The three big names here do their best with sometimes impossibly stilted material — Witherspoon, as the chatty Mrs. Whatsit, is the standout. However, they, along with Pine, Mbatha-Raw, and Zach Galifianakis (as the Happy Medium) all exist as support for the three main kid characters. Reid delivers the best performance, although both Miller and McCabe try their best with characters who have only been slightly fleshed out from how L'Engle wrote them. Still, once the three kids are set on a specific mission and the three Mrs. are off-screen for an extended period of time, the film is at its strongest.
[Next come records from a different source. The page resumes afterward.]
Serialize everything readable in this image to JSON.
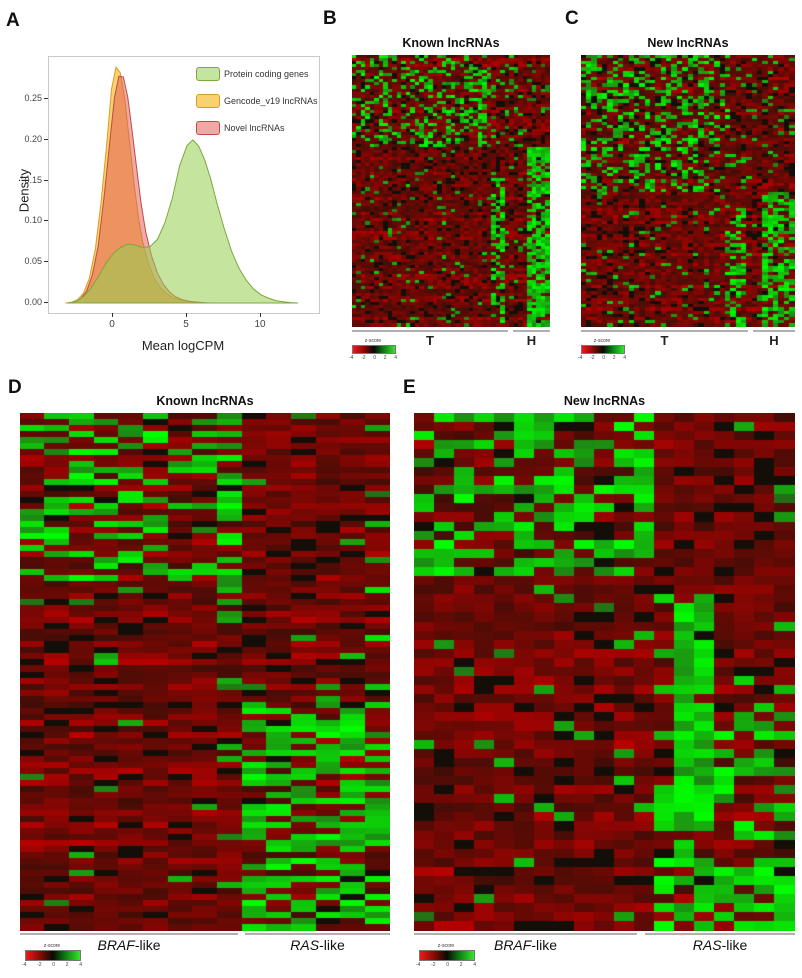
{
  "panels": {
    "a": {
      "label": "A",
      "ylabel": "Density",
      "xlabel": "Mean logCPM",
      "yticks": [
        "0.25",
        "0.20",
        "0.15",
        "0.10",
        "0.05",
        "0.00"
      ],
      "xticks": [
        "0",
        "5",
        "10"
      ],
      "legend": [
        {
          "label": "Protein coding genes",
          "fill": "rgba(150,208,80,0.55)",
          "stroke": "#7aa83c"
        },
        {
          "label": "Gencode_v19 lncRNAs",
          "fill": "rgba(248,198,74,0.8)",
          "stroke": "#d89c28"
        },
        {
          "label": "Novel lncRNAs",
          "fill": "rgba(224,85,81,0.5)",
          "stroke": "#c24a42"
        }
      ]
    },
    "b": {
      "label": "B",
      "title": "Known lncRNAs",
      "groups": [
        {
          "label": "T"
        },
        {
          "label": "H"
        }
      ],
      "colorkey": {
        "title": "z-score",
        "ticks": [
          "-4",
          "-2",
          "0",
          "2",
          "4"
        ]
      }
    },
    "c": {
      "label": "C",
      "title": "New lncRNAs",
      "groups": [
        {
          "label": "T"
        },
        {
          "label": "H"
        }
      ],
      "colorkey": {
        "title": "z-score",
        "ticks": [
          "-4",
          "-2",
          "0",
          "2",
          "4"
        ]
      }
    },
    "d": {
      "label": "D",
      "title": "Known lncRNAs",
      "groups": [
        {
          "italic": "BRAF",
          "rest": "-like"
        },
        {
          "italic": "RAS",
          "rest": "-like"
        }
      ],
      "colorkey": {
        "title": "z-score",
        "ticks": [
          "-4",
          "-2",
          "0",
          "2",
          "4"
        ]
      }
    },
    "e": {
      "label": "E",
      "title": "New lncRNAs",
      "groups": [
        {
          "italic": "BRAF",
          "rest": "-like"
        },
        {
          "italic": "RAS",
          "rest": "-like"
        }
      ],
      "colorkey": {
        "title": "z-score",
        "ticks": [
          "-4",
          "-2",
          "0",
          "2",
          "4"
        ]
      }
    }
  },
  "chart_data": [
    {
      "id": "density",
      "type": "area",
      "title": "",
      "xlabel": "Mean logCPM",
      "ylabel": "Density",
      "xlim": [
        -4.3,
        13.5
      ],
      "ylim": [
        0,
        0.3
      ],
      "xticks": [
        0,
        5,
        10
      ],
      "yticks": [
        0,
        0.05,
        0.1,
        0.15,
        0.2,
        0.25
      ],
      "legend_position": "top-right-inside",
      "grid": false,
      "draw_order": [
        1,
        2,
        0
      ],
      "series": [
        {
          "name": "Protein coding genes",
          "fill": "rgba(150,208,80,0.55)",
          "stroke": "#7aa83c",
          "points": [
            [
              -3,
              0
            ],
            [
              -2.5,
              0.002
            ],
            [
              -2,
              0.008
            ],
            [
              -1.5,
              0.018
            ],
            [
              -1,
              0.032
            ],
            [
              -0.5,
              0.048
            ],
            [
              0,
              0.06
            ],
            [
              0.5,
              0.068
            ],
            [
              1,
              0.072
            ],
            [
              1.5,
              0.071
            ],
            [
              2,
              0.068
            ],
            [
              2.5,
              0.069
            ],
            [
              3,
              0.078
            ],
            [
              3.5,
              0.098
            ],
            [
              4,
              0.128
            ],
            [
              4.5,
              0.168
            ],
            [
              5,
              0.193
            ],
            [
              5.4,
              0.2
            ],
            [
              5.8,
              0.192
            ],
            [
              6.2,
              0.175
            ],
            [
              6.6,
              0.152
            ],
            [
              7,
              0.124
            ],
            [
              7.5,
              0.092
            ],
            [
              8,
              0.064
            ],
            [
              8.5,
              0.043
            ],
            [
              9,
              0.028
            ],
            [
              9.5,
              0.017
            ],
            [
              10,
              0.01
            ],
            [
              10.5,
              0.006
            ],
            [
              11,
              0.003
            ],
            [
              11.5,
              0.0015
            ],
            [
              12,
              0.0005
            ],
            [
              12.5,
              0
            ]
          ]
        },
        {
          "name": "Gencode_v19 lncRNAs",
          "fill": "rgba(248,198,74,0.8)",
          "stroke": "#d89c28",
          "points": [
            [
              -3.2,
              0
            ],
            [
              -2.8,
              0.001
            ],
            [
              -2.4,
              0.004
            ],
            [
              -2,
              0.012
            ],
            [
              -1.6,
              0.03
            ],
            [
              -1.2,
              0.065
            ],
            [
              -0.8,
              0.125
            ],
            [
              -0.4,
              0.2
            ],
            [
              -0.1,
              0.262
            ],
            [
              0.2,
              0.289
            ],
            [
              0.5,
              0.282
            ],
            [
              0.8,
              0.25
            ],
            [
              1.1,
              0.2
            ],
            [
              1.4,
              0.15
            ],
            [
              1.7,
              0.107
            ],
            [
              2,
              0.075
            ],
            [
              2.4,
              0.048
            ],
            [
              2.8,
              0.03
            ],
            [
              3.2,
              0.019
            ],
            [
              3.6,
              0.012
            ],
            [
              4,
              0.007
            ],
            [
              4.5,
              0.004
            ],
            [
              5,
              0.002
            ],
            [
              5.5,
              0.001
            ],
            [
              6,
              0
            ]
          ]
        },
        {
          "name": "Novel lncRNAs",
          "fill": "rgba(224,85,81,0.5)",
          "stroke": "#c24a42",
          "points": [
            [
              -3,
              0
            ],
            [
              -2.6,
              0.001
            ],
            [
              -2.2,
              0.005
            ],
            [
              -1.8,
              0.014
            ],
            [
              -1.4,
              0.034
            ],
            [
              -1,
              0.07
            ],
            [
              -0.6,
              0.13
            ],
            [
              -0.2,
              0.2
            ],
            [
              0.1,
              0.252
            ],
            [
              0.4,
              0.278
            ],
            [
              0.7,
              0.277
            ],
            [
              1,
              0.252
            ],
            [
              1.3,
              0.21
            ],
            [
              1.6,
              0.165
            ],
            [
              1.9,
              0.122
            ],
            [
              2.2,
              0.088
            ],
            [
              2.6,
              0.058
            ],
            [
              3,
              0.037
            ],
            [
              3.4,
              0.023
            ],
            [
              3.8,
              0.014
            ],
            [
              4.2,
              0.008
            ],
            [
              4.7,
              0.004
            ],
            [
              5.2,
              0.002
            ],
            [
              5.8,
              0.001
            ],
            [
              6.5,
              0
            ]
          ]
        }
      ]
    },
    {
      "id": "hm_b",
      "type": "heatmap",
      "title": "Known lncRNAs",
      "rows": 88,
      "cols": 44,
      "seed": 7,
      "col_groups": [
        {
          "label": "T",
          "from": 0,
          "to": 0.8
        },
        {
          "label": "H",
          "from": 0.81,
          "to": 1
        }
      ],
      "colorscale": {
        "low": "#f01818",
        "mid": "#000000",
        "high": "#35e52a",
        "label": "z-score",
        "ticks": [
          -4,
          -2,
          0,
          2,
          4
        ]
      },
      "blocks": [
        {
          "r0": 0,
          "r1": 0.34,
          "c0": 0,
          "c1": 0.3,
          "p": 0.3,
          "b": 1
        },
        {
          "r0": 0,
          "r1": 0.34,
          "c0": 0.3,
          "c1": 0.62,
          "p": 0.35,
          "b": 1
        },
        {
          "r0": 0.05,
          "r1": 0.34,
          "c0": 0.62,
          "c1": 0.68,
          "p": 0.55,
          "b": 1
        },
        {
          "r0": 0,
          "r1": 0.34,
          "c0": 0.68,
          "c1": 0.86,
          "p": 0.12,
          "b": 0.8
        },
        {
          "r0": 0,
          "r1": 0.34,
          "c0": 0.86,
          "c1": 1,
          "p": 0.1,
          "b": 0.7
        },
        {
          "r0": 0.34,
          "r1": 1,
          "c0": 0.87,
          "c1": 1,
          "p": 0.72,
          "b": 1
        },
        {
          "r0": 0.45,
          "r1": 1,
          "c0": 0.7,
          "c1": 0.76,
          "p": 0.45,
          "b": 1
        },
        {
          "r0": 0.34,
          "r1": 1,
          "c0": 0,
          "c1": 0.87,
          "p": 0.05,
          "b": 0.8
        }
      ]
    },
    {
      "id": "hm_c",
      "type": "heatmap",
      "title": "New lncRNAs",
      "rows": 85,
      "cols": 40,
      "seed": 13,
      "col_groups": [
        {
          "label": "T",
          "from": 0,
          "to": 0.8
        },
        {
          "label": "H",
          "from": 0.81,
          "to": 1
        }
      ],
      "colorscale": {
        "low": "#f01818",
        "mid": "#000000",
        "high": "#35e52a",
        "label": "z-score",
        "ticks": [
          -4,
          -2,
          0,
          2,
          4
        ]
      },
      "blocks": [
        {
          "r0": 0,
          "r1": 0.5,
          "c0": 0,
          "c1": 0.58,
          "p": 0.36,
          "b": 1
        },
        {
          "r0": 0,
          "r1": 0.5,
          "c0": 0.58,
          "c1": 0.7,
          "p": 0.25,
          "b": 1
        },
        {
          "r0": 0,
          "r1": 0.5,
          "c0": 0.7,
          "c1": 1,
          "p": 0.1,
          "b": 0.8
        },
        {
          "r0": 0.5,
          "r1": 1,
          "c0": 0.85,
          "c1": 1,
          "p": 0.65,
          "b": 1
        },
        {
          "r0": 0.55,
          "r1": 1,
          "c0": 0.66,
          "c1": 0.76,
          "p": 0.4,
          "b": 1
        },
        {
          "r0": 0.5,
          "r1": 1,
          "c0": 0,
          "c1": 0.66,
          "p": 0.07,
          "b": 0.8
        }
      ]
    },
    {
      "id": "hm_d",
      "type": "heatmap",
      "title": "Known lncRNAs",
      "rows": 86,
      "cols": 15,
      "seed": 42,
      "col_groups": [
        {
          "label": "BRAF-like",
          "from": 0,
          "to": 0.6
        },
        {
          "label": "RAS-like",
          "from": 0.6,
          "to": 1
        }
      ],
      "colorscale": {
        "low": "#f01818",
        "mid": "#000000",
        "high": "#35e52a",
        "label": "z-score",
        "ticks": [
          -4,
          -2,
          0,
          2,
          4
        ]
      },
      "blocks": [
        {
          "r0": 0,
          "r1": 0.32,
          "c0": 0,
          "c1": 0.53,
          "p": 0.42,
          "b": 1
        },
        {
          "r0": 0,
          "r1": 0.4,
          "c0": 0.53,
          "c1": 0.6,
          "p": 0.72,
          "b": 1
        },
        {
          "r0": 0,
          "r1": 0.32,
          "c0": 0.6,
          "c1": 1,
          "p": 0.04,
          "b": 0.6
        },
        {
          "r0": 0.32,
          "r1": 0.55,
          "c0": 0.87,
          "c1": 1,
          "p": 0.22,
          "b": 0.9
        },
        {
          "r0": 0.32,
          "r1": 0.55,
          "c0": 0,
          "c1": 0.87,
          "p": 0.06,
          "b": 0.7
        },
        {
          "r0": 0.55,
          "r1": 1,
          "c0": 0.6,
          "c1": 1,
          "p": 0.6,
          "b": 1
        },
        {
          "r0": 0.55,
          "r1": 1,
          "c0": 0,
          "c1": 0.6,
          "p": 0.05,
          "b": 0.7
        }
      ]
    },
    {
      "id": "hm_e",
      "type": "heatmap",
      "title": "New lncRNAs",
      "rows": 57,
      "cols": 19,
      "seed": 99,
      "col_groups": [
        {
          "label": "BRAF-like",
          "from": 0,
          "to": 0.63
        },
        {
          "label": "RAS-like",
          "from": 0.63,
          "to": 1
        }
      ],
      "colorscale": {
        "low": "#f01818",
        "mid": "#000000",
        "high": "#35e52a",
        "label": "z-score",
        "ticks": [
          -4,
          -2,
          0,
          2,
          4
        ]
      },
      "blocks": [
        {
          "r0": 0,
          "r1": 0.3,
          "c0": 0,
          "c1": 0.63,
          "p": 0.5,
          "b": 1
        },
        {
          "r0": 0,
          "r1": 0.3,
          "c0": 0.63,
          "c1": 1,
          "p": 0.05,
          "b": 0.6
        },
        {
          "r0": 0.35,
          "r1": 0.8,
          "c0": 0.68,
          "c1": 0.74,
          "p": 0.85,
          "b": 1
        },
        {
          "r0": 0.3,
          "r1": 0.55,
          "c0": 0.63,
          "c1": 1,
          "p": 0.08,
          "b": 0.8
        },
        {
          "r0": 0.55,
          "r1": 0.85,
          "c0": 0.63,
          "c1": 1,
          "p": 0.45,
          "b": 1
        },
        {
          "r0": 0.85,
          "r1": 1,
          "c0": 0.63,
          "c1": 1,
          "p": 0.7,
          "b": 1
        },
        {
          "r0": 0.3,
          "r1": 1,
          "c0": 0,
          "c1": 0.63,
          "p": 0.05,
          "b": 0.7
        }
      ]
    }
  ]
}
What is perhaps most striking about A Wrinkle in Time are its technical elements. Not all of the effects work as intended— the famous scene where Meg, Calvin, and Charles Wallace are confronted with a suburban neighborhood where each house and its denizens all act in the same robotically conformist fashion has painfully noticeable green-screen, for example. But DuVernay, along with cinematographer Tobias Schliessler and editor Spencer Averick, aim for something unique in the framing and cutting of many sequences and shots. There's an off-kilter, claustrophobic and hemmed-in quality to Wrinkle; where other big-budget films might open up, the shots and pacing here feel deliberately disjointed and off-center. Once Meg and the others travel to other planets to rescue her dad, it's almost cruel for the filmmakers to not give a bigger sense of scope via wide shots. But even if the gambit doesn't always work, its very existence here is impressive.
There are some scenes in A Wrinkle in Time that run the gamut of emotion, leaping from feeling transcendent to awkward to painful to fascinating in the span of a minute or two. The film is undeniably flawed and messy, but there is a strong, passionate sense of heartbreak at its core, and the underlying message of hope and love manages to be both corny and aspirational. For all of its heady ideas, A Wrinkle in Time succeeds emotionally. For all its flaws, it has a sterling lead performance, some unexpectedly resonant images, and an unerring sense of the woman behind the camera bringing this all to life. A Wrinkle in Time may be messy, but in a uniquely admirable way.